Odebrecht, ¿hasta dónde llega la cola de la rata?

Con Odebrecht en Colombia pasa como con esos ratones a los que solo se les alcanza a ver la cola y nadie se atreve a tocarlos. Todos se mueren de susto de que sea más grande de lo que se imaginan. De hecho, hay ex directivos de la multinacional presos en Brasil que sostienen que en Colombia falta todo por descubrir. En 2018 tampoco pudimos conocer el tamaño de la rata de Odebrecht. Las pesquisas de la Fiscalía -que comprometen a ex senadores y ex funcionarios públicos- apenas le hicieron cosquillas en la cola. Todavía falta verle la panza y los colmillos.

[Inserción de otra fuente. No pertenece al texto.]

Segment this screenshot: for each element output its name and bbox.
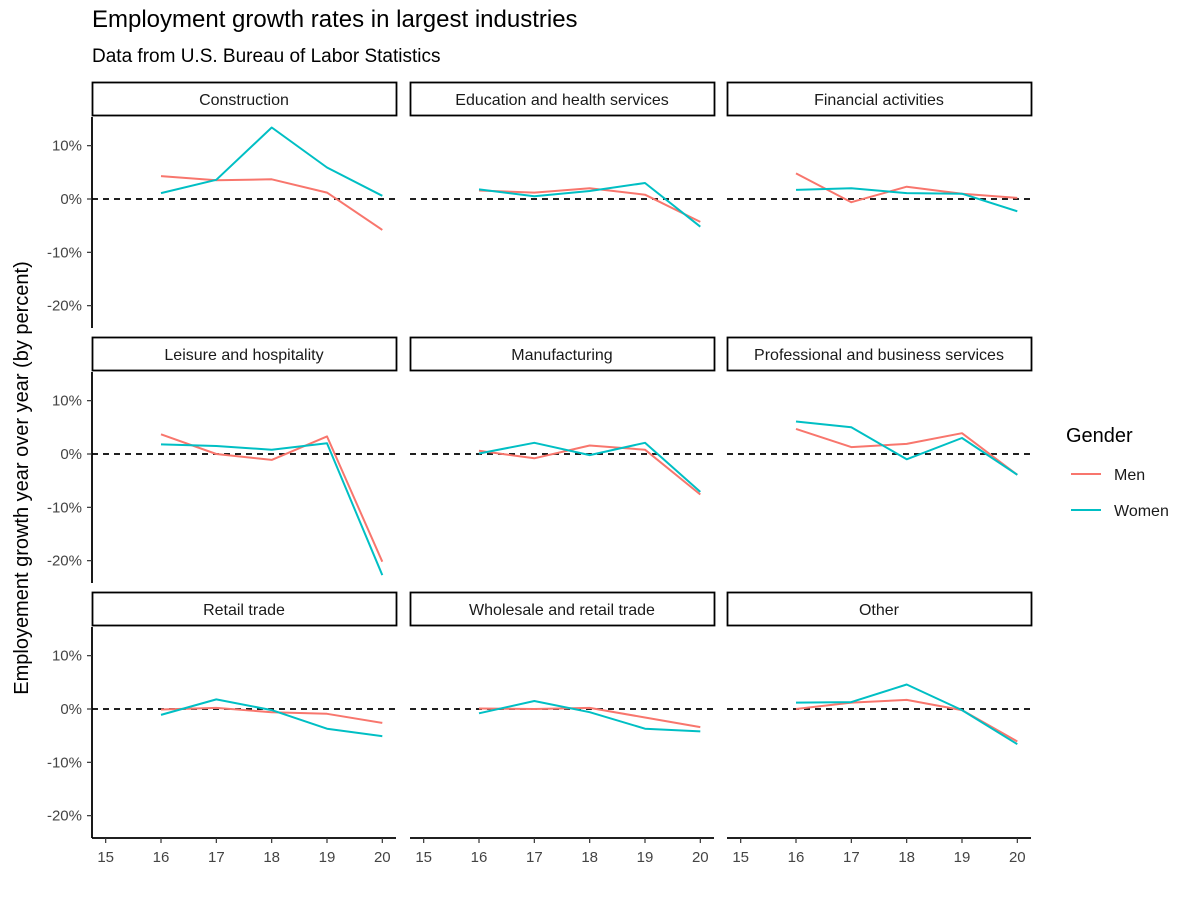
y-tick-label: 0%: [60, 191, 82, 208]
legend-label-women: Women: [1114, 503, 1169, 520]
facet-label-education-and-health-services: Education and health services: [455, 92, 668, 109]
x-tick-label: 20: [692, 849, 709, 866]
facet-label-leisure-and-hospitality: Leisure and hospitality: [164, 347, 323, 364]
x-tick-label: 19: [954, 849, 971, 866]
y-tick-label: 10%: [52, 138, 82, 155]
x-tick-label: 16: [153, 849, 170, 866]
facet-label-retail-trade: Retail trade: [203, 602, 285, 619]
series-line-men-professional-and-business-services: [795, 427, 1018, 476]
facet-label-other: Other: [859, 602, 900, 619]
y-tick-label: 0%: [60, 701, 82, 718]
x-tick-label: 15: [415, 849, 432, 866]
series-line-men-other: [795, 698, 1018, 743]
facet-strip-other: [726, 591, 1033, 627]
x-tick-label: 19: [637, 849, 654, 866]
series-line-women-education-and-health-services: [478, 182, 701, 228]
x-tick-label: 16: [788, 849, 805, 866]
x-tick-label: 20: [374, 849, 391, 866]
facet-strip-construction: [91, 81, 398, 117]
series-line-women-wholesale-and-retail-trade: [478, 700, 701, 733]
facet-strip-manufacturing: [409, 336, 716, 372]
series-line-men-manufacturing: [478, 444, 701, 496]
y-tick-label: 0%: [60, 446, 82, 463]
y-tick-label: -20%: [47, 553, 82, 570]
facet-strip-wholesale-and-retail-trade: [409, 591, 716, 627]
facet-label-professional-and-business-services: Professional and business services: [754, 347, 1004, 364]
series-line-men-retail-trade: [160, 706, 383, 724]
legend-title: Gender: [1066, 425, 1133, 447]
facet-strip-education-and-health-services: [409, 81, 716, 117]
series-line-women-other: [795, 683, 1018, 746]
series-line-men-leisure-and-hospitality: [160, 433, 384, 563]
y-tick-label: -20%: [47, 808, 82, 825]
series-line-men-construction: [160, 175, 383, 231]
series-line-women-retail-trade: [160, 698, 383, 738]
facet-strip-financial-activities: [726, 81, 1033, 117]
facet-strip-leisure-and-hospitality: [91, 336, 398, 372]
series-line-women-professional-and-business-services: [795, 420, 1018, 476]
y-tick-label: -10%: [47, 499, 82, 516]
x-tick-label: 18: [898, 849, 915, 866]
facet-strip-professional-and-business-services: [726, 336, 1033, 372]
x-tick-label: 15: [97, 849, 114, 866]
y-tick-label: 10%: [52, 648, 82, 665]
x-tick-label: 15: [732, 849, 749, 866]
x-tick-label: 19: [319, 849, 336, 866]
facet-strip-retail-trade: [91, 591, 398, 627]
series-line-men-wholesale-and-retail-trade: [478, 706, 701, 729]
x-tick-label: 16: [471, 849, 488, 866]
series-line-men-financial-activities: [795, 172, 1018, 204]
legend-label-men: Men: [1114, 467, 1145, 484]
series-line-women-financial-activities: [795, 187, 1018, 213]
x-tick-label: 17: [526, 849, 543, 866]
y-tick-label: -10%: [47, 754, 82, 771]
series-line-men-education-and-health-services: [478, 187, 701, 223]
facet-label-wholesale-and-retail-trade: Wholesale and retail trade: [469, 602, 655, 619]
x-tick-label: 17: [208, 849, 225, 866]
series-line-women-manufacturing: [478, 441, 701, 493]
x-tick-label: 18: [263, 849, 280, 866]
facet-label-manufacturing: Manufacturing: [511, 347, 612, 364]
series-line-women-leisure-and-hospitality: [160, 442, 384, 576]
x-tick-label: 18: [581, 849, 598, 866]
x-tick-label: 20: [1009, 849, 1026, 866]
y-tick-label: -10%: [47, 244, 82, 261]
chart-subtitle: Data from U.S. Bureau of Labor Statistic…: [92, 46, 441, 67]
chart-title: Employment growth rates in largest indus…: [92, 6, 578, 33]
x-tick-label: 17: [843, 849, 860, 866]
y-tick-label: -20%: [47, 298, 82, 315]
series-line-women-construction: [160, 126, 383, 197]
facet-label-financial-activities: Financial activities: [814, 92, 944, 109]
facet-label-construction: Construction: [199, 92, 289, 109]
y-axis-title: Employement growth year over year (by pe…: [11, 261, 33, 695]
y-tick-label: 10%: [52, 393, 82, 410]
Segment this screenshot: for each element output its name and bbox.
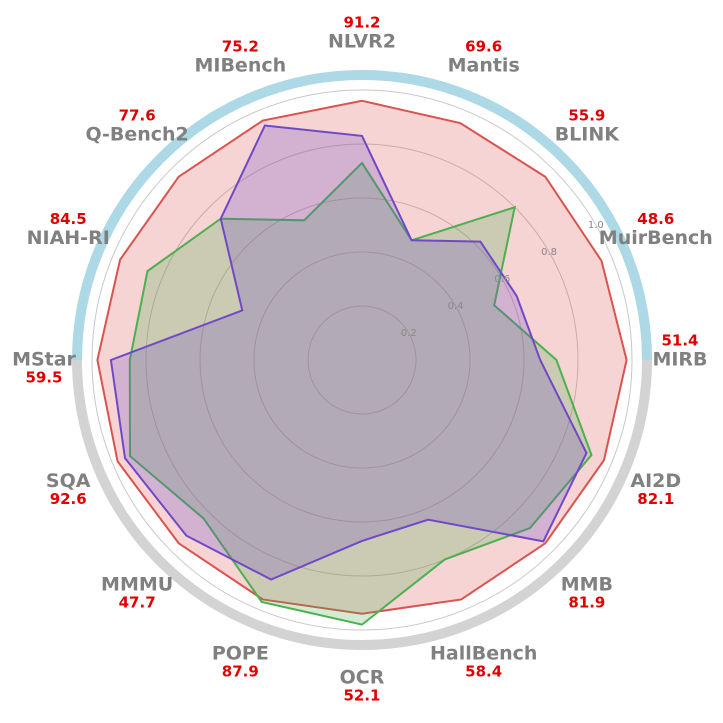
category-label: AI2D <box>630 470 681 492</box>
grid-circle <box>91 89 633 631</box>
r-tick-label: 1.0 <box>588 220 604 231</box>
category-label: POPE <box>212 642 269 664</box>
category-label: Mantis <box>448 55 520 77</box>
outer-ring-top <box>72 70 652 361</box>
series-area <box>96 99 628 615</box>
category-value: 81.9 <box>568 593 605 611</box>
category-label: Q-Bench2 <box>85 124 188 146</box>
category-label: NIAH-RI <box>27 227 110 249</box>
category-value: 77.6 <box>119 107 156 125</box>
grid-circle <box>199 197 525 523</box>
category-value: 51.4 <box>661 332 698 350</box>
r-tick-label: 0.8 <box>541 247 557 258</box>
r-tick-label: 0.2 <box>401 328 417 339</box>
category-label: OCR <box>340 667 385 689</box>
category-value: 91.2 <box>343 14 380 32</box>
category-value: 58.4 <box>465 662 502 680</box>
category-value: 75.2 <box>222 38 259 56</box>
category-label: MStar <box>12 349 76 371</box>
category-label: MIBench <box>194 55 286 77</box>
category-label: BLINK <box>555 124 621 146</box>
category-label: MuirBench <box>599 227 713 249</box>
outer-ring-bottom <box>72 359 652 650</box>
grid-circle <box>253 251 471 469</box>
category-value: 84.5 <box>50 210 87 228</box>
category-value: 82.1 <box>637 490 674 508</box>
category-label: MMB <box>561 573 613 595</box>
category-value: 92.6 <box>50 490 87 508</box>
category-label: MIRB <box>652 349 707 371</box>
grid-circle <box>307 305 417 415</box>
grid-circle <box>145 143 579 577</box>
category-value: 69.6 <box>465 38 502 56</box>
category-label: SQA <box>46 470 91 492</box>
category-value: 59.5 <box>25 369 62 387</box>
category-value: 47.7 <box>119 593 156 611</box>
category-label: MMMU <box>101 573 173 595</box>
category-value: 87.9 <box>222 662 259 680</box>
category-value: 52.1 <box>343 687 380 705</box>
series-area <box>109 124 588 581</box>
category-value: 55.9 <box>568 107 605 125</box>
r-tick-label: 0.4 <box>448 301 464 312</box>
category-value: 48.6 <box>637 210 674 228</box>
category-label: HallBench <box>430 642 537 664</box>
r-tick-label: 0.6 <box>494 274 510 285</box>
category-label: NLVR2 <box>328 31 396 53</box>
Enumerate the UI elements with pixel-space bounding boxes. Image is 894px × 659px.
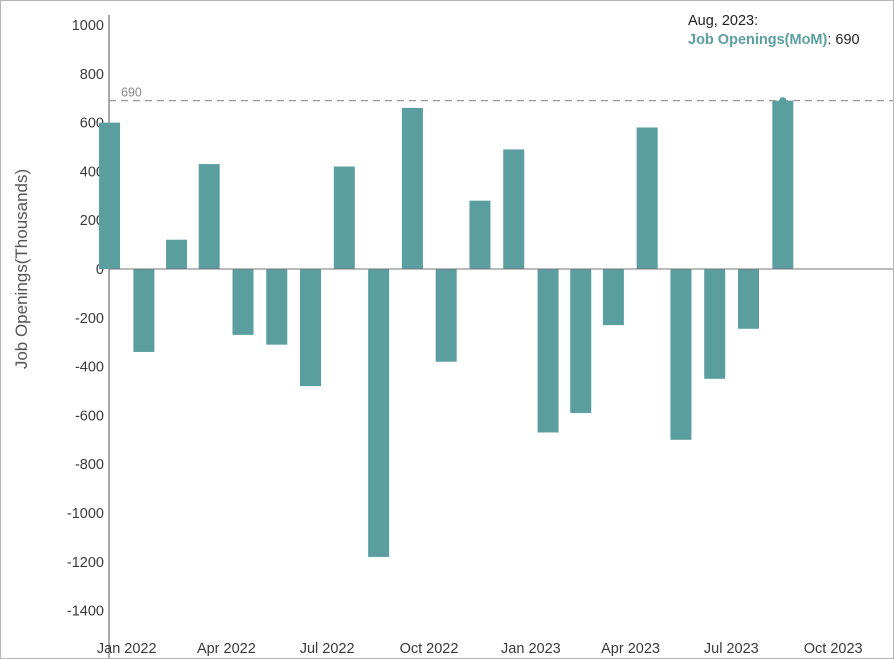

El triste episodio de la muerte de Jorge Enrique Pizano, terminó por minar de forma severa la credibilidad del fiscal Martínez Neira, quien acaba el año sometido a todo tipo de señalamientos y cuestionamientos por parte de opositores y líderes de opinión. El 2019 será tan tormentoso para el Fiscal General como el que está a punto de terminar.

 

El panorama para 2019 también es desolador

La corrupción no es un asunto regional, como pretenden hacerlo ver desde los despachos bogotanos. Es un cáncer nacional. La propia capital vivió hace algunos años el peor desfalco en la historia reciente del país con el tristemente célebre “carrusel de la contratación”.

Si en Bogotá, donde se concentra el poder nacional y dónde funcionan todos los entes de control, se roban hasta un hueco, ¿qué pasará en las zonas más apartadas del país? La respuesta es simple: se roban un hueco, pero más pequeño.

La verdad triste y lamentable es que Colombia está siendo saqueada por los cuatro costados. Y lo peor: a nadie parece dolerle. La indolencia es generalizada y hasta los luchadores contra la corrupción son señalados de corruptos. La sal se corrompió, que lo digan los magistrados de la Corte Suprema de Justicia, envueltos en el llamado “cartel de la toga”. El panorama para el 2019 es también desolador. La batalla contra la corrupción en 2018 se perdió. De eso no queda duda alguna.